Fig. 6. RUV-III removes tumor purity and flow cell chemistry variation from the TCGA BRCA RNA-seq data.

Fig. 6

a, R2 obtained from linear regression between the first five PCs (cumulatively) and tumor purity within individual PAM50 subtypes in the differently normalized datasets. The numbers of samples for each subtype and normalization are shown in Supplementary Fig. 27a. b, Box plots of Spearman correlation coefficients between individual gene expression and tumor purity levels in the differently normalized datasets (n = 16,537 genes). c, Unadjusted P value histograms of DE analysis between samples with low and high tumor purity within the four main PAM50 subtypes in the FPKM.UQ and the RUV-III normalized datasets. P values were obtained using Wilcoxon signed-rank test. d, Distributions of tumor purity scores in the FPKM.UQ and RUV-III normalized datasets. e, Vector correlation between the first five PCs (cumulatively) and flow cell chemistry in the normalized datasets. f, Box plots of log2 F-statistics obtained from ANOVA between individual gene expression levels and the flow cell chemistry factor in the differently normalized datasets (n = 16,537 genes). g, Bar charts of silhouette coefficients and ARIs showing the performance of different normalization methods in mixing samples from the two flow cell chemistries. h, Gene expression heat map of the 400 genes that are highly affected by the flow cell chemistries in the TCGA FPKM.UQ data (rows are clustered; columns are in chronological order of sample processing). i, Batch scores across samples in the FPKM.UQ (left) and RUV-III (right) normalized datasets.
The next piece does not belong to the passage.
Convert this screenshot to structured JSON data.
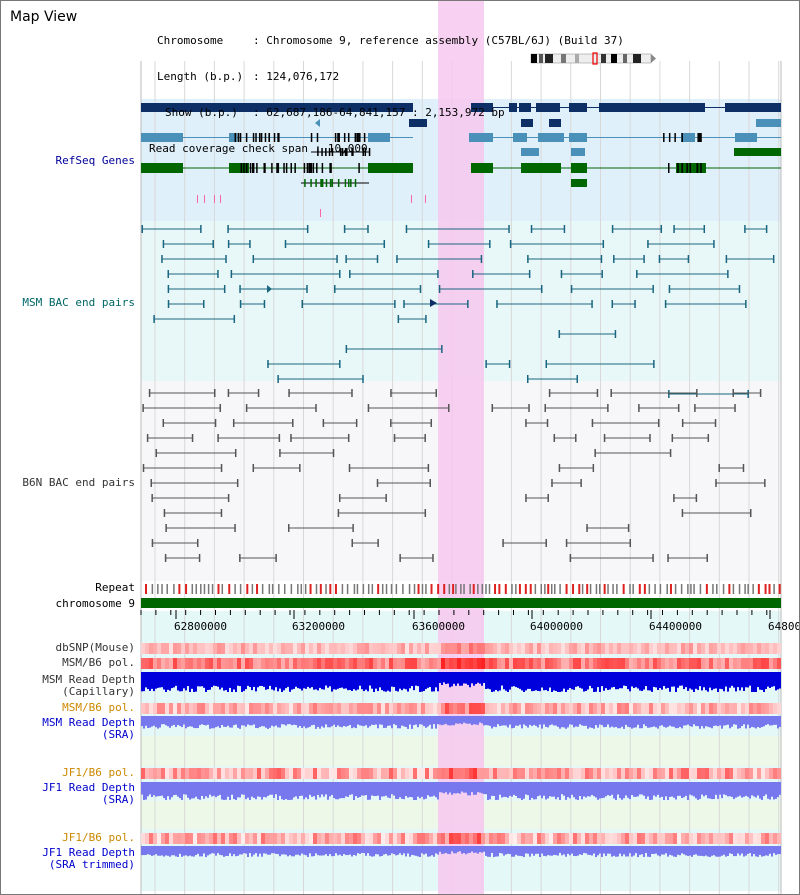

The batch scores were calculated by the singscore method using the 400 genes described in h. Samples were divided into four groups based on their batch scores. j, Spearman correlation coefficients between the batch scores and individual gene expression levels in the FPKM and RUV-III normalized datasets. In the box plots (b and f), the heavy middle line represents the median; the box shows the IQR; the upper and lower whiskers extend from the hinges no further than 1.5× IQR; and any outliers beyond the whiskers are shown as points.